One possibility is that some of us are "metabolically damaged" in
some permanent way that the paleo people were not.  Much as we
may like to believe that paleo diet reverses the effects of years
of bad diet, it may not be so.

Another possibility -- the one that I favor -- is that a number
of lifestyle factors contributed to the leanness of paleo people.
One of them would be that "impulse eating" would have required
more work than just going to the refrigerator.  That is, I think
there would not have been much food lying around to be consumed
on a whim.  If I feel peckish I can open a bag of pork cracklings
and get 500 calories in a matter of minutes.  If I had to go
catch and kill something and skin it, well, I might just wait
until I was a bit hungrier.  I might go and find some nuts or
berries, or dig up some roots, but all of these things involve
considerably more work than opening the refrigerator, a bag, or a
jar.  In that kind of an environment, I think people would get
used to eating what they need and not much more.

In contrast, in the civilized world our food supply is radically
disconnected from our activity patterns.  One can do sedentary
work and yet have a home stocked with massive amounts of food --
even paleo food.  Every dieter knows that there is a strong
psychological component to food cravings, perhaps explicable by
our paleolithic eating patterns of long ago.  The more stuff
there is in the kitchen, the more we have the urge to eat it.
If it's not there, the craving usually passes soon enough.
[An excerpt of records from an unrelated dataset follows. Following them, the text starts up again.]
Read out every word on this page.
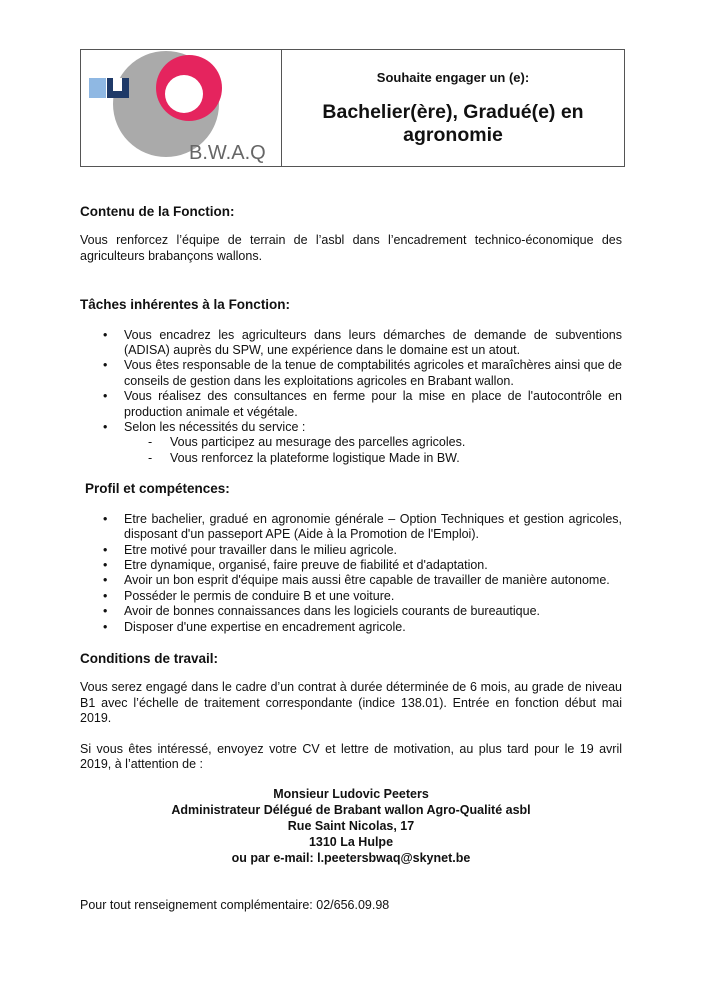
B.W.A.Q
Souhaite engager un (e):
Bachelier(ère), Gradué(e) en
agronomie
Contenu de la Fonction:

Vous renforcez l’équipe de terrain de l’asbl dans l’encadrement technico-économique des agriculteurs brabançons wallons.

Tâches inhérentes à la Fonction:
• Vous encadrez les agriculteurs dans leurs démarches de demande de subventions (ADISA) auprès du SPW, une expérience dans le domaine est un atout.
• Vous êtes responsable de la tenue de comptabilités agricoles et maraîchères ainsi que de conseils de gestion dans les exploitations agricoles en Brabant wallon.
• Vous réalisez des consultances en ferme pour la mise en place de l'autocontrôle en production animale et végétale.
• Selon les nécessités du service :
- Vous participez au mesurage des parcelles agricoles.
- Vous renforcez la plateforme logistique Made in BW.
Profil et compétences:
• Etre bachelier, gradué en agronomie générale – Option Techniques et gestion agricoles, disposant d'un passeport APE (Aide à la Promotion de l'Emploi).
• Etre motivé pour travailler dans le milieu agricole.
• Etre dynamique, organisé, faire preuve de fiabilité et d'adaptation.
• Avoir un bon esprit d'équipe mais aussi être capable de travailler de manière autonome.
• Posséder le permis de conduire B et une voiture.
• Avoir de bonnes connaissances dans les logiciels courants de bureautique.
• Disposer d'une expertise en encadrement agricole.
Conditions de travail:

Vous serez engagé dans le cadre d’un contrat à durée déterminée de 6 mois, au grade de niveau B1 avec l’échelle de traitement correspondante (indice 138.01). Entrée en fonction début mai 2019.

Si vous êtes intéressé, envoyez votre CV et lettre de motivation, au plus tard pour le 19 avril 2019, à l’attention de :

Monsieur Ludovic Peeters
Administrateur Délégué de Brabant wallon Agro-Qualité asbl
Rue Saint Nicolas, 17
1310 La Hulpe
ou par e-mail: l.peetersbwaq@skynet.be

Pour tout renseignement complémentaire: 02/656.09.98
In my case, I generally don't get such cravings until the
evening, hours after dinner.  In a paleo world, I would be
asleep.  But instead I am sitting up reading a book.  I think
about that bag of pork cracklings sitting in there.  They'd taste
pretty good, and they're *paleo*!  I hypnotize myself with the
lie that I can't gain weight eating paleo foods, and I go have
the snack.

This is not a scenario that a paleo person would have to deal
with, I think, but it is a part of my life every night.  If I
want to lose weight I have to resist such urges.